Die stark gestiegenen Rohstoff- und Nahrungsmittelpreise, wie auch Anhebungen der administrierten Preise und indirekten Steuern durch die öffentliche Hand und die damit verbundene Gefahr für Zweitrundeneffekte erfordern besondere Aufmerksamkeit und vorausschauendes Handeln des EZB-Rates, so der Gouverneur. Nur so kann dauerhaftes, inflationsfreies Wachstum mit seinen positiven Auswirkungen auf Investitionen und Beschäftigung gesichert werden. Die einheitliche Geldpolitik des Eurogebietes darf im Interesse der Glaubwürdigkeit und Stabilisierung der Inflationserwartungen weder kurzfristige Konjunktur- oder beschäftigungspolitische Ziele, noch einzelne Länder- oder Brancheninteressen verfolgen.

Nicht minder wichtig für die Funktionsfähigkeit der Währungsunion ist ein stringentes und klares fiskalisches Regelwerk, wie auch eine dynamische Strukturpolitik. Die Anstrengungen zur Budgetkonsolidierung wie auch die teils sehr ambitionierten Strukturreformen haben in den letzten Jahren die wirtschaftliche Leistungsfähigkeit der einzelnen Länder des Euroraums bzw. der EU stimuliert, Beschäftigung und Wachstum geschaffen sowie resistenter gegen externe Schocks gemacht.

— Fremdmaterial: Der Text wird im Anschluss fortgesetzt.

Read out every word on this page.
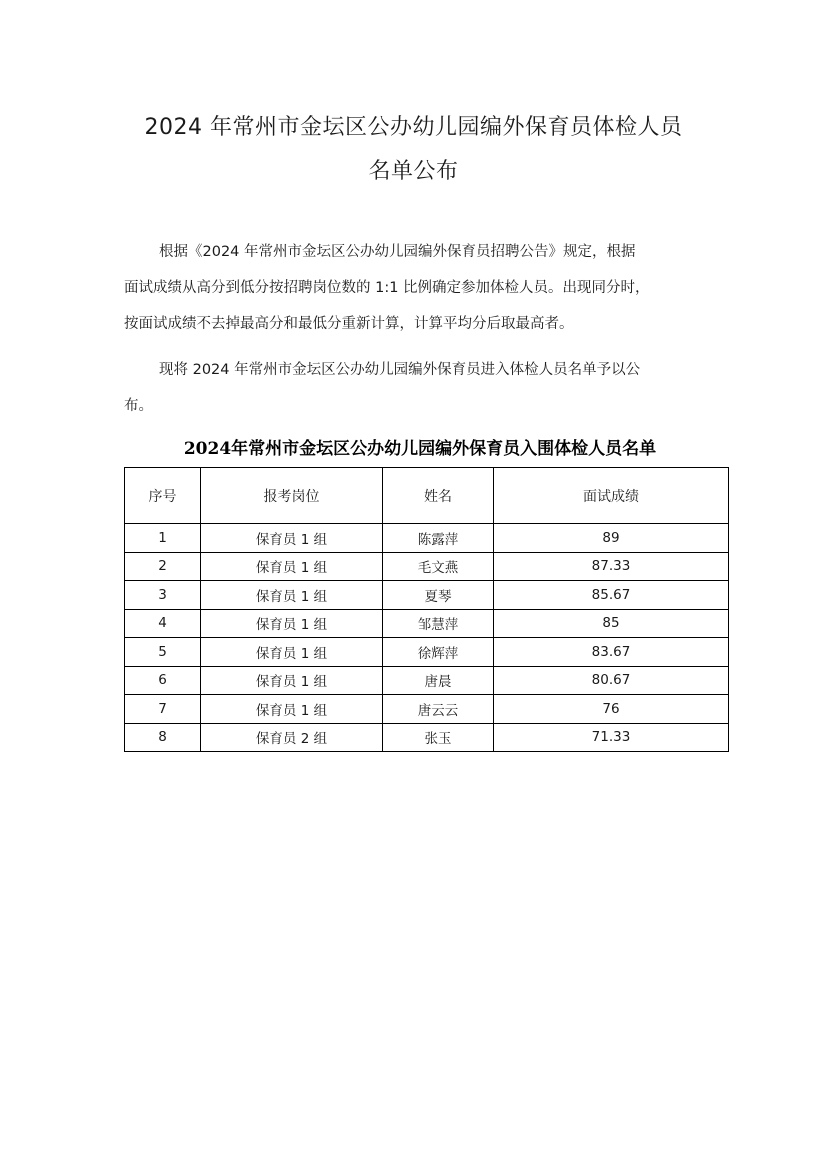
2024 年常州市金坛区公办幼儿园编外保育员体检人员
名单公布
根据《2024 年常州市金坛区公办幼儿园编外保育员招聘公告》规定，根据
面试成绩从高分到低分按招聘岗位数的 1:1 比例确定参加体检人员。出现同分时，
按面试成绩不去掉最高分和最低分重新计算，计算平均分后取最高者。
现将 2024 年常州市金坛区公办幼儿园编外保育员进入体检人员名单予以公
布。
2024年常州市金坛区公办幼儿园编外保育员入围体检人员名单
序号	报考岗位	姓名	面试成绩
1	保育员 1 组	陈露萍	89
2	保育员 1 组	毛文燕	87.33
3	保育员 1 组	夏琴	85.67
4	保育员 1 组	邹慧萍	85
5	保育员 1 组	徐辉萍	83.67
6	保育员 1 组	唐晨	80.67
7	保育员 1 组	唐云云	76
8	保育员 2 组	张玉	71.33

Das reale Wirtschaftswachstum im Euroraum betrug seit Beginn der Währungsunion 2,2% p.a. Die Zahl der Beschäftigten wuchs seit 1999 um rund 18 Mio., die Arbeitslosenquote verringerte sich von 10 % (1998) auf zuletzt 7,1 %. Dies ist der niedrigste Stand seit mehr als 25 Jahren. Der Budgetsaldo ging von seinem Höchststand von -3,1 % im Jahr 2003 auf -0,6 % des BIP 2007 zurück.

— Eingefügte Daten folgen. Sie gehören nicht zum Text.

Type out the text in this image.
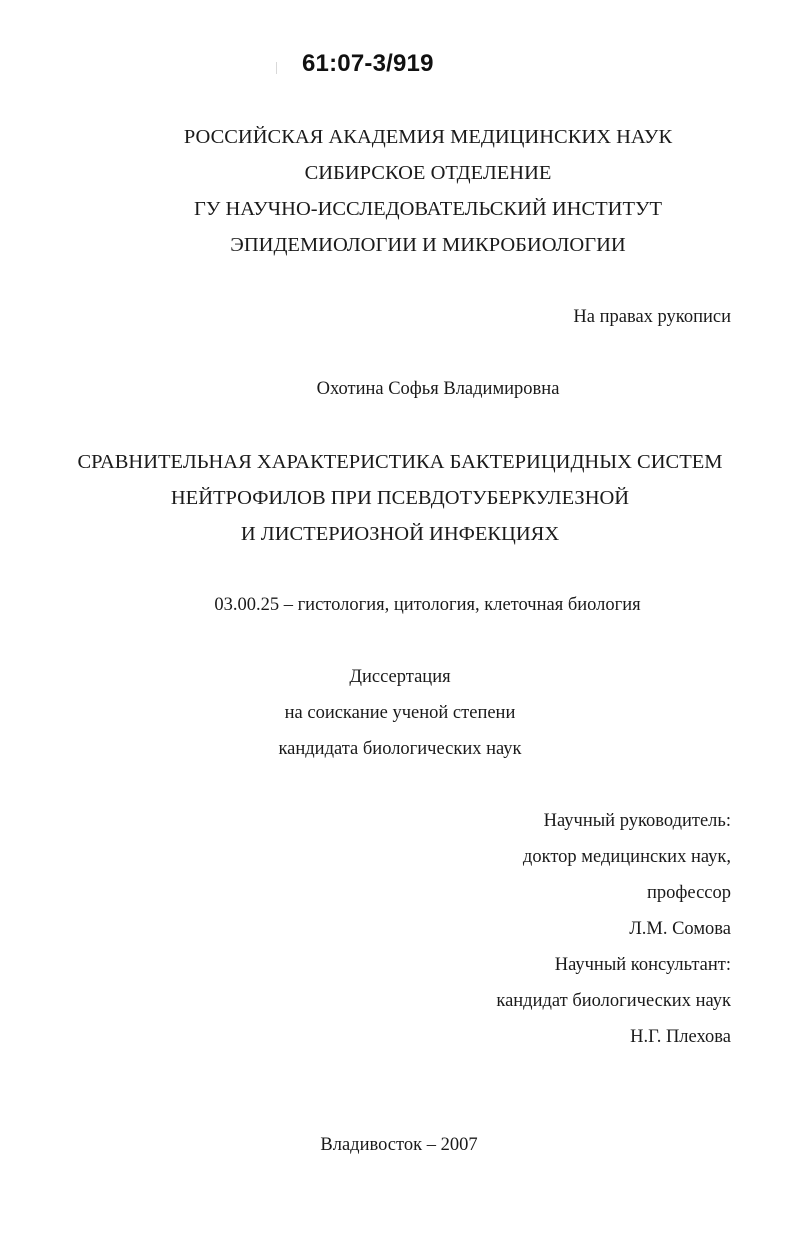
61:07-3/919
РОССИЙСКАЯ АКАДЕМИЯ МЕДИЦИНСКИХ НАУК
СИБИРСКОЕ ОТДЕЛЕНИЕ
ГУ НАУЧНО-ИССЛЕДОВАТЕЛЬСКИЙ ИНСТИТУТ
ЭПИДЕМИОЛОГИИ И МИКРОБИОЛОГИИ
На правах рукописи
Охотина Софья Владимировна
СРАВНИТЕЛЬНАЯ ХАРАКТЕРИСТИКА БАКТЕРИЦИДНЫХ СИСТЕМ
НЕЙТРОФИЛОВ ПРИ ПСЕВДОТУБЕРКУЛЕЗНОЙ
И ЛИСТЕРИОЗНОЙ ИНФЕКЦИЯХ
03.00.25 – гистология, цитология, клеточная биология
Диссертация
на соискание ученой степени
кандидата биологических наук
Научный руководитель:
доктор медицинских наук,
профессор
Л.М. Сомова
Научный консультант:
кандидат биологических наук
Н.Г. Плехова
Владивосток – 2007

Gouverneur Liebscher stellte fest, daß die seit 1999 bestehende Mitgliedschaft Österreichs in der Währungsunion auch in unserem Land beträchtliche Wohlstandsgewinne generiert hat. Bei Wettbewerbsfähigkeit und Standortqualität nimmt Österreich eine Spitzenposition ein. Das Wirtschaftswachstum ist robust und war in den letzten Jahren durch einen stabilen Wachstumsvorsprung von rund ½ Prozentpunkt gegenüber dem Durchschnitt des Euroraums gekennzeichnet. Die Arbeitslosenquote ist international gesehen sehr niedrig, die Beschäftigung wuchs dynamisch.

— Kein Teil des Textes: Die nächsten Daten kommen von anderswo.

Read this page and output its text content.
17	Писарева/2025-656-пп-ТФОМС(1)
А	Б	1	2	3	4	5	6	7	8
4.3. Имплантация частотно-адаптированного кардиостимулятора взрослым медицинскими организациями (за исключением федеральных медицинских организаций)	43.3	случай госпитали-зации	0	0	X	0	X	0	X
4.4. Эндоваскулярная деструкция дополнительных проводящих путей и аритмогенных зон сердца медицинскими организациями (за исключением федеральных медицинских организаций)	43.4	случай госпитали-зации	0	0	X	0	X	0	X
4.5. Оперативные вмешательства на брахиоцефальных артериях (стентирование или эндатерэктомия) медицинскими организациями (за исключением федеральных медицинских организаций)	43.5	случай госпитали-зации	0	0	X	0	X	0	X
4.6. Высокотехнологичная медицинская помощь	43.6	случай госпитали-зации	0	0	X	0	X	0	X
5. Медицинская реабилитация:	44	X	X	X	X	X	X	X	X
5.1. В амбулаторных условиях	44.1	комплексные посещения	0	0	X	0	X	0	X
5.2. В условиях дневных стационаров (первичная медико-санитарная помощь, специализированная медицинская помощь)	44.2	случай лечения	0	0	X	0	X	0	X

Die hohe Preisstabilität in Österreich, die dadurch hervorragende preisliche Wettbewerbsfähigkeit und die wirtschaftliche Integration haben auch zur herausragenden außenwirtschaftlichen Performance Österreichs beigetragen, so der Gouverneur. Die Leistungsbilanz wies in den letzten Jahren ein steigendes Aktivum von über 3 % des BIP im Jahr 2007 auf. Die Direktinvestitionen Österreichs im Ausland haben sich von 8 % (1998) auf rund 32 % des BIP (2007) vervierfacht.

Die Erweiterung der WWU bezeichnete der Gouverneur als eine der zentralen künftigen Herausforderungen. Waren es beim Start 1999 elf Mitgliedstaaten die den Euro einführten, folgten 2001 Griechenland, 2007 Slowenien und am 1.1.2008 Malta und Zypern. Das Eurosystem ist auch weiterhin offen für neue Beitritte zur Währungsunion, hielt Dr. Liebscher fest. „Die Anwendung der Konvergenzkriterien für die neuen EU-Mitgliedstaaten darf jedoch keineswegs schwächer, aber auch nicht schärfer als für die bestehenden Euro-Teilnehmerstaaten erfolgen“, stellte der Gouverneur klar.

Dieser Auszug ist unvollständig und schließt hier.